Having been a matador before venturing off to Hollywood, Boetticher learned a thing or two about choreographing violent spectacle. He uses the deep focus and wider vertical proscenium of the 1:66:1 aspect ratio to align his groups throughout the frame, and repositions characters within the scene with remarkable, unshowy clarity. The costumes and the arid cragginess of Lone Pine’s landscapes sustain the Western’s symbolic abstractions of civilization and wilderness with a simple, unselfconscious matter-of-factness that doesn’t impede the dramatic momentum of this terse, 78 minute chamber piece. Other Western auteurs of the period, most notably Anthony Mann, deployed the floating poker game narrative with a more florid, Freudian visual panache, but this should not be interpreted as a critique of the directors’ creativity and visual inventiveness. Mann was a psychologist, conflating nature’s wildness with neurosis. Boetticher and Kennedy were about values, roles and goals connected to the materialistic presence of the world, gracefully reconciling circumstance, cooperation, self-reliance, and a commitment to the future as a simple dance, with death always lying on the line.

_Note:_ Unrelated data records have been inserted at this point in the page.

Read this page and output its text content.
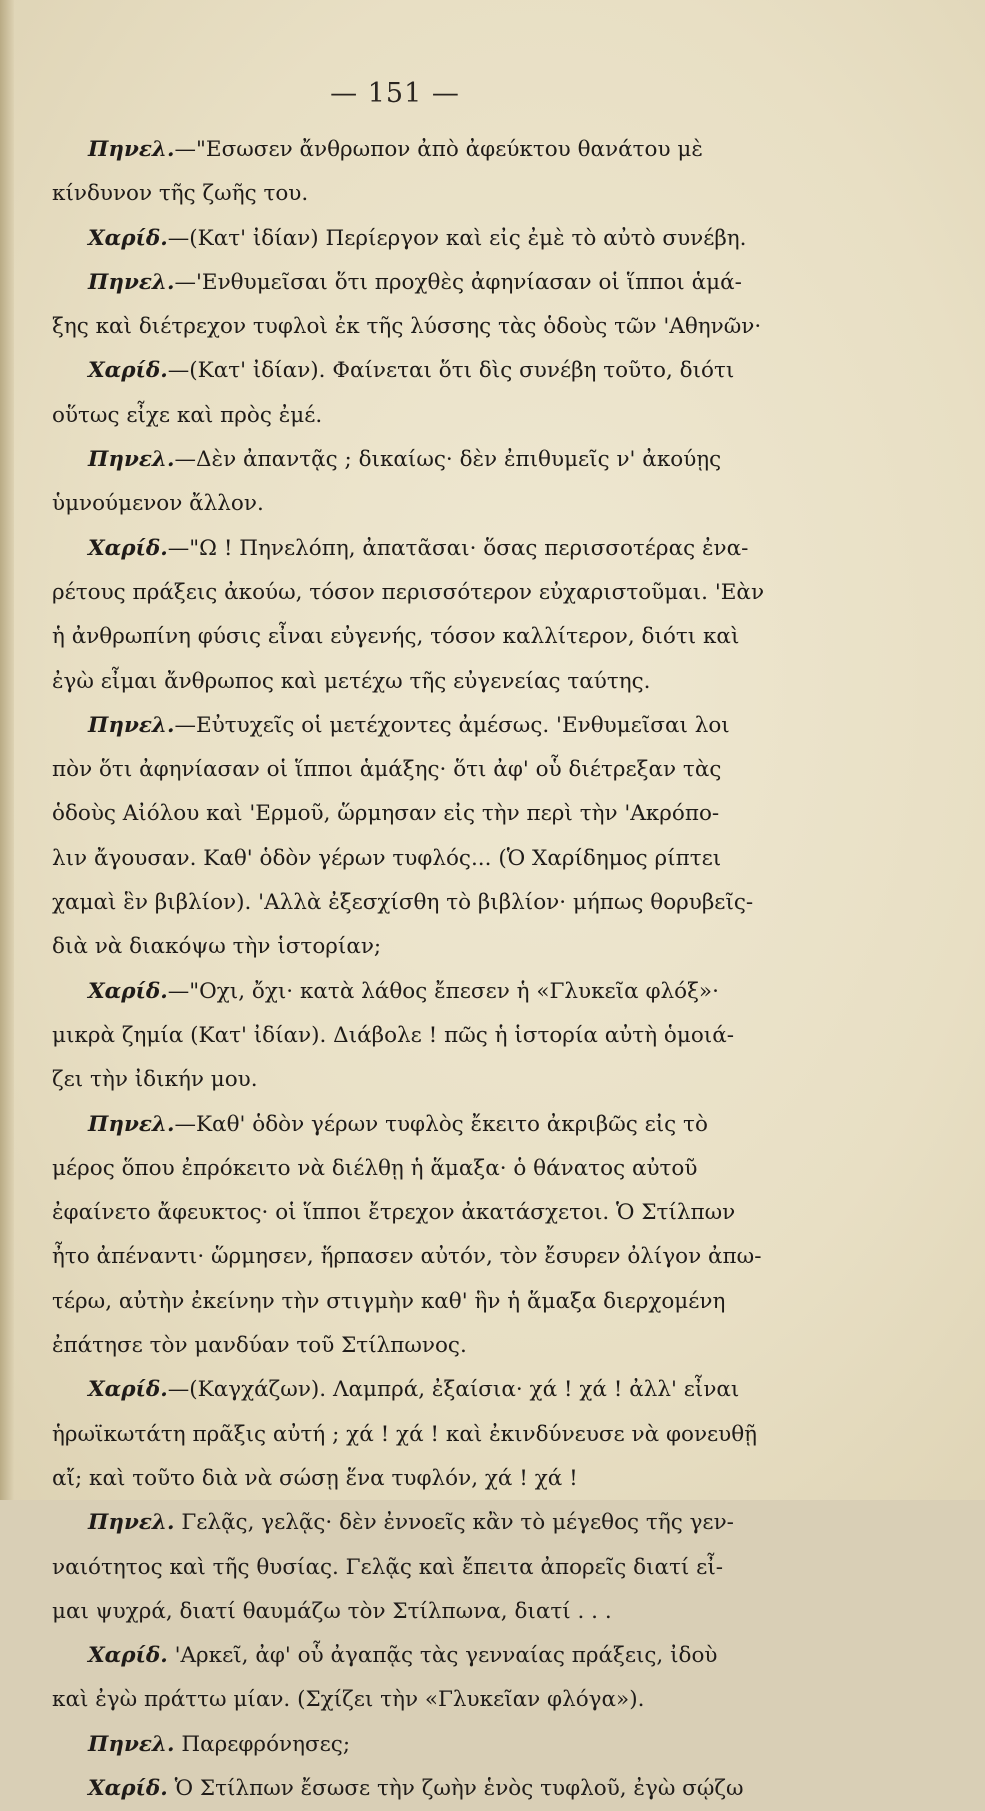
— 151 —
Πηνελ.—"Εσωσεν ἄνθρωπον ἀπὸ ἀφεύκτου θανάτου μὲ
κίνδυνον τῆς ζωῆς του.
Χαρίδ.—(Κατ' ἰδίαν) Περίεργον καὶ εἰς ἐμὲ τὸ αὐτὸ συνέβη.
Πηνελ.—'Ενθυμεῖσαι ὅτι προχθὲς ἀφηνίασαν οἱ ἵπποι ἁμά-
ξης καὶ διέτρεχον τυφλοὶ ἐκ τῆς λύσσης τὰς ὁδοὺς τῶν 'Αθηνῶν·
Χαρίδ.—(Κατ' ἰδίαν). Φαίνεται ὅτι δὶς συνέβη τοῦτο, διότι
οὕτως εἶχε καὶ πρὸς ἐμέ.
Πηνελ.—Δὲν ἀπαντᾷς ; δικαίως· δὲν ἐπιθυμεῖς ν' ἀκούῃς
ὑμνούμενον ἄλλον.
Χαρίδ.—"Ω ! Πηνελόπη, ἀπατᾶσαι· ὅσας περισσοτέρας ἐνα-
ρέτους πράξεις ἀκούω, τόσον περισσότερον εὐχαριστοῦμαι. 'Εὰν
ἡ ἀνθρωπίνη φύσις εἶναι εὐγενής, τόσον καλλίτερον, διότι καὶ
ἐγὼ εἶμαι ἄνθρωπος καὶ μετέχω τῆς εὐγενείας ταύτης.
Πηνελ.—Εὐτυχεῖς οἱ μετέχοντες ἀμέσως. 'Ενθυμεῖσαι λοι
πὸν ὅτι ἀφηνίασαν οἱ ἵπποι ἁμάξης· ὅτι ἀφ' οὗ διέτρεξαν τὰς
ὁδοὺς Αἰόλου καὶ 'Ερμοῦ, ὥρμησαν εἰς τὴν περὶ τὴν 'Ακρόπο-
λιν ἄγουσαν. Καθ' ὁδὸν γέρων τυφλός... (Ὁ Χαρίδημος ρίπτει
χαμαὶ ἓν βιβλίον). 'Αλλὰ ἐξεσχίσθη τὸ βιβλίον· μήπως θορυβεῖς-
διὰ νὰ διακόψω τὴν ἱστορίαν;
Χαρίδ.—"Οχι, ὄχι· κατὰ λάθος ἔπεσεν ἡ «Γλυκεῖα φλόξ»·
μικρὰ ζημία (Κατ' ἰδίαν). Διάβολε ! πῶς ἡ ἱστορία αὐτὴ ὁμοιά-
ζει τὴν ἰδικήν μου.
Πηνελ.—Καθ' ὁδὸν γέρων τυφλὸς ἔκειτο ἀκριβῶς εἰς τὸ
μέρος ὅπου ἐπρόκειτο νὰ διέλθῃ ἡ ἅμαξα· ὁ θάνατος αὐτοῦ
ἐφαίνετο ἄφευκτος· οἱ ἵπποι ἔτρεχον ἀκατάσχετοι. Ὁ Στίλπων
ἦτο ἀπέναντι· ὥρμησεν, ἥρπασεν αὐτόν, τὸν ἔσυρεν ὀλίγον ἀπω-
τέρω, αὐτὴν ἐκείνην τὴν στιγμὴν καθ' ἣν ἡ ἅμαξα διερχομένη
ἐπάτησε τὸν μανδύαν τοῦ Στίλπωνος.
Χαρίδ.—(Καγχάζων). Λαμπρά, ἐξαίσια· χά ! χά ! ἀλλ' εἶναι
ἡρωϊκωτάτη πρᾶξις αὐτή ; χά ! χά ! καὶ ἐκινδύνευσε νὰ φονευθῇ
αἴ; καὶ τοῦτο διὰ νὰ σώσῃ ἕνα τυφλόν, χά ! χά !
Πηνελ. Γελᾷς, γελᾷς· δὲν ἐννοεῖς κἂν τὸ μέγεθος τῆς γεν-
ναιότητος καὶ τῆς θυσίας. Γελᾷς καὶ ἔπειτα ἀπορεῖς διατί εἶ-
μαι ψυχρά, διατί θαυμάζω τὸν Στίλπωνα, διατί . . .
Χαρίδ. 'Αρκεῖ, ἀφ' οὗ ἀγαπᾷς τὰς γενναίας πράξεις, ἰδοὺ
καὶ ἐγὼ πράττω μίαν. (Σχίζει τὴν «Γλυκεῖαν φλόγα»).
Πηνελ. Παρεφρόνησες;
Χαρίδ. Ὁ Στίλπων ἔσωσε τὴν ζωὴν ἑνὸς τυφλοῦ, ἐγὼ σῴζω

The Ranown cycle, along with Scott’s last screen appearance in Sam Peckinpah’s Ride the High Country (1962), signaled the end of this conservative strain in the libertarian Western, where the moral consequences of opportunism played out with precision and grace. Even at the time of The Tall T’s release, one can imagine teenagers seeing a Randolph Scott Western as its era’s equivalent of “dad rock.” The prolific carnage, rampant cynicism and stylistic pyrotechnics of Leone’s Dollars trilogy would set the stage for both anti-colonialist revisionism within the genre and a glorification of hyper-aggressive capitalism in the world at large. The formulaic Westerns of the fifties, of which the Scott/Boetticher/Kennedy films are a part, constituted an adult variation of a familiar, juvenile formula that their intended 30-40 something male viewer was comfortable with. They could experience familiar movie star heroes make existential choices in realistic conditions, as opposed to having a studio-imposed code of conduct dictate their behavior, allowing masculine self-assurance and moral certainty organically coalesce in theatrical form, shorn of modernist abstraction and doubt. For better or worse, they projected a distinctly American will to combine the talents of individuals for the act of civilizing the untamed; to connect tested values to the material benefits of progress. It seems naïve and foolish at times to think that this promise might come to fruition, but, as another bullfighting expert once said, it would be pretty to think so.